As an alternative to disposable bottles, the London Marathon provides edible seaweed drink capsules.
In an effort to decrease plastic waste, almost 30,000 edible drink capsules made from seaweed were distributed to participants at the London Marathon yesterday.
The marathon was the most extensive testing of Ooho capsules, which are biodegradable pods that may be filled with water or other liquids.
You may eat the pods whole or chew into them to get the juice out. The discarded packaging, made of a seaweed-based material, will gradually degrade in four to six weeks – approximately the same period as a piece of fruit.
Marathon runners were given capsules of Ooho with Lucozade Sport.
Capsules containing Lucozade Sport
During the race, the capsules were filled with Lucozade Sport Orange energy drink and distributed to racers from a point 23 miles into the 26.2-mile route.
The capsules were introduced as part of an effort by London Marathon planners to make the year’s event the most sustainable marathon ever.
The overall number of beverage stations was lowered from 26 to 19, including one that distributed edible Ooho pods. In addition, two of the stations provided beverages in biodegradable mugs.

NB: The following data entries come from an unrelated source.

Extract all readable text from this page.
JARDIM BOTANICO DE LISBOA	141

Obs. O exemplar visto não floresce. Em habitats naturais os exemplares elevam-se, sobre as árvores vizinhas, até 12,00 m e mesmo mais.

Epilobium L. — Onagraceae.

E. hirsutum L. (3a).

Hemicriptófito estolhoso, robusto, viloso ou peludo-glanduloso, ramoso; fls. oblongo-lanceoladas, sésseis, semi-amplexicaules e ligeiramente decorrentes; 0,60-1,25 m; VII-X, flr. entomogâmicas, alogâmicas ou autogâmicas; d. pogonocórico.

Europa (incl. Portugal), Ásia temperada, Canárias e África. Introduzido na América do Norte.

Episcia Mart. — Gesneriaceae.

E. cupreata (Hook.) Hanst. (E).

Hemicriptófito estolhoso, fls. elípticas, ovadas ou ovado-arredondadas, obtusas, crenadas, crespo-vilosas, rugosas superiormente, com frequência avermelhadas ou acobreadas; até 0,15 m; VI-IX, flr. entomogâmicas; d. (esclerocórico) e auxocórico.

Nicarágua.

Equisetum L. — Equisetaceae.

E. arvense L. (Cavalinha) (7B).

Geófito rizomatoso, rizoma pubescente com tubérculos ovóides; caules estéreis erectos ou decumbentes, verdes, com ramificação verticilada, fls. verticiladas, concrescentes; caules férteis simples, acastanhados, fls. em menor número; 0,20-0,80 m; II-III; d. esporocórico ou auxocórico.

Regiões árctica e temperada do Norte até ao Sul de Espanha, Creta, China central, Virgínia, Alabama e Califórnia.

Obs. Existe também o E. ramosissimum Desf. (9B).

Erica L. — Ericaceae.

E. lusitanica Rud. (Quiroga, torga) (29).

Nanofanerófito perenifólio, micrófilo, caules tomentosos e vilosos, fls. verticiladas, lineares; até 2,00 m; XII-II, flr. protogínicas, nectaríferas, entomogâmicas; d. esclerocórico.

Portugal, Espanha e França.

To decrease the marathon’s carbon impact even further, plastic bottles collected in the London boroughs of Tower Hamlets, Greenwich. And Southwark will be sent to a recycling factory and recycled into new bottles as part of a closed-loop system.
PLA bioplastic decomposes quicker.
They now make their Ooho drink bubbles with a polymer they invented called Notpla. This substance is made from brown seaweed, which decomposes quicker than PLA, one of the commonly used bioplastics.
These edible pouches are created in the following manner:
1) In an ice tray, a mixture of water and Alginate polymer is frozen at -10°C.
2) The ice is immersed in a biochemical combination once the mixture has frozen. “These compounds are present in minute levels in the human body, and the combo is totally safe for human ingestion,” Richard stated.
3) The biochemical combination assists the alginate hydrogel in forming a pouch by covering the ice on all sides. The liquid bag is ready when the ice melts.
4) “We heat it till the alginate develops a membrane around the cube, air bubbles erupt, and they form a spherical shape,” Richard explains to the Bangalore Mirror, explaining that each pod is then placed in a glass of clean water to ensure that no additional gel remains on it.
Replacing water with fruit juice, medication, or sports drinks would need further study and testing, which the team is now undertaking.
Because each pod is as delicate as an egg, the present applications are restricted. Plastic bottles are favoured over glass or clay bottles for this reason.
But it doesn’t imply the water pods’ options are restricted. Following in the footsteps of London, India can also utilise them in marathons.
The pods, as Richard proposed, can also be used for liquid samples. Aside from that, utilising them in social or informal settings and substituting small bottles with two or three water pods may significantly reduce the usage of plastic.
With Ooho, Skipping Rocks Lab hopes to make it easier for customers to make healthy choices while also addressing the number of plastic bottles, which are one of the most frequent types of litter discovered in the water. They claim that altering the way we handle our drinks is critical to environmental conservation with their Edible Water Bottles.
The team has created an industrial machine for producing Oohos that can make 100 Oohos in between five and ten minutes.
So, would you choose this over plastic or even a glass bottle?
Is it a good option? Will we see something like this in the close future? Most importantly, will it be cost-effective?
Like, share, and comment on this innovative idea.